Пётр Афанасьевич, чьё имя значится в списке самых что ни на есть лауреатов Нобелевской премии, привстал ненадолго, протирая краешком носового платка свои очки и разминая уставшие глаза. Как никак, за окном уже светало, а он просидел за своим докладом всю ночь, даже не обращая внимания на грохочущие выстрелы за городом. «Может быть их просто не было. Бывают же «тихие ночи», когда по обеим сторонам фронта стоит гробовое затишье». Но Пётр Афанасьевич всё-таки больше склонялся к первому варианту. Разом потухли уличные фонари, солнце уже облизало перистые облака, а те немногие жители, осмелившиеся здесь остаться, просыпались в такт скрежетанию дворницкой лопаты. Все они пытались жить как всегда, как ни в чем не бывало. Без этих привычек город уже давно бы захлебнулся в хаосе. Однако с каждым днём становилось всё хуже. И если раньше устоявшийся карточный домик системы давал сопротивление редким дуновениям слабого ветерка и, немного покачнувшись, приобретал шаткое равновесие, то сейчас он пытается устоять перед ураганом. Кажется, что трагедия всегда где-то вдалеке, в другом городе, на другом конце света. И что она никогда не придет в твой родной дом. Но когда этот кошмар уже стоит на пороге – его всё равно никто не видит. Все занимаются своими повседневными делами, пускай уже бесполезными, лишь бы самим себе не признаваться в том, что беда уже здесь, за окном. «Достаточно» – подумал Пётр Афанасьевич, закрыл папку, в которой листы бумаги были связаны вместе тесьмой, и пошёл на кухню, чтобы заварить себе горячего чая… - Кхм, - послышалось из-за соседнего стола. - Гхм. Ворот, так и не успев вообразить вкуса горячего чая, захлопнул кожаный планшет, забросил карандаш в нагрудный карман и расправил свои длинные вороненые волосы до плеч, после чего попытался найти хозяина хрипловатого голоса. Немного дальше от его укромного местечка, за столиком восседал ничем не примечательный человек, прикрывающий лицо газетой, но выглядывая эдаким заговорщицким взглядом поверх нее. Смотрел он как раз на Ворота.

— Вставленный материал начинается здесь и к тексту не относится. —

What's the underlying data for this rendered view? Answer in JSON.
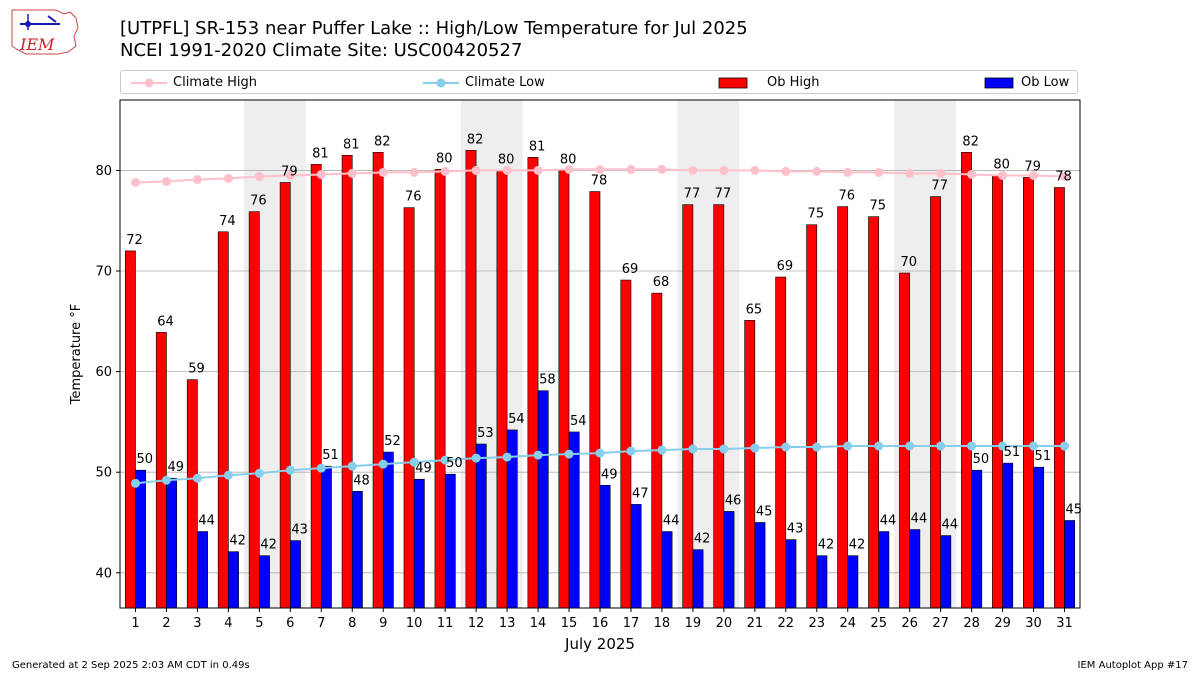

- Вам чем-то помочь? Тот, словно не ожидал вопроса, медленно опустил газету. Ворот успел прочитать сползающий заголовок, выделенный жирным «Новое Посещение - правда или очередная выдумка человечества?» Газета, уложившись на стол, обнажила лицо странного человека: насупленные брови, горбатый нос, губы дугой и скулы резкие, будто грубо резаком высеченные по гипсовой заготовке. Одна бровь приподнялась, глаза остались на месте, оценивающие. На голове плешь уже, а по бокам волосы назад зализаны, за уши. Изучив внешность гостя, до него дошло, почему тот удивился. Не зря же Ворот облюбовал это самое местечко в углу: свет сюда почти не падает, поэтому увидеть человека, сидящего за этим столиком, достаточно проблематично, лишний раз никто свой глаз сюда не положит. Вот гость и пытался рассмотреть Ворота, всячески привлекая его внимание глупыми и не очень способами. - Да нет, - удивление уже сползло с лица любопытствующего человека, - я вот спросить хотел... - Спрашивайте, уж чем смогу... - Вы ведь сталкер? - Да, - а сам себе думает, ну не фига себе, мол, спросил. Нашел, мол, где такие вопросы задавать. - С какой целью интересуетесь, как говорят на Зоне? - Меня Валерием Иннокентьевичем зовут, - говорит. - Ворот. - Эмм... Это имя? - Можно и так сказать. - Интересно... - Валерий причмокнул эдак досадливо, призадумавшись, словно глубоко разочаровавшись в услышанном. - Я вот хотел спросить... - Вы уже это говорили... - Ах да... Я журналист. Хотел вот напрямую узнать ваше собственное мнение о том, что все здесь называют Зоной.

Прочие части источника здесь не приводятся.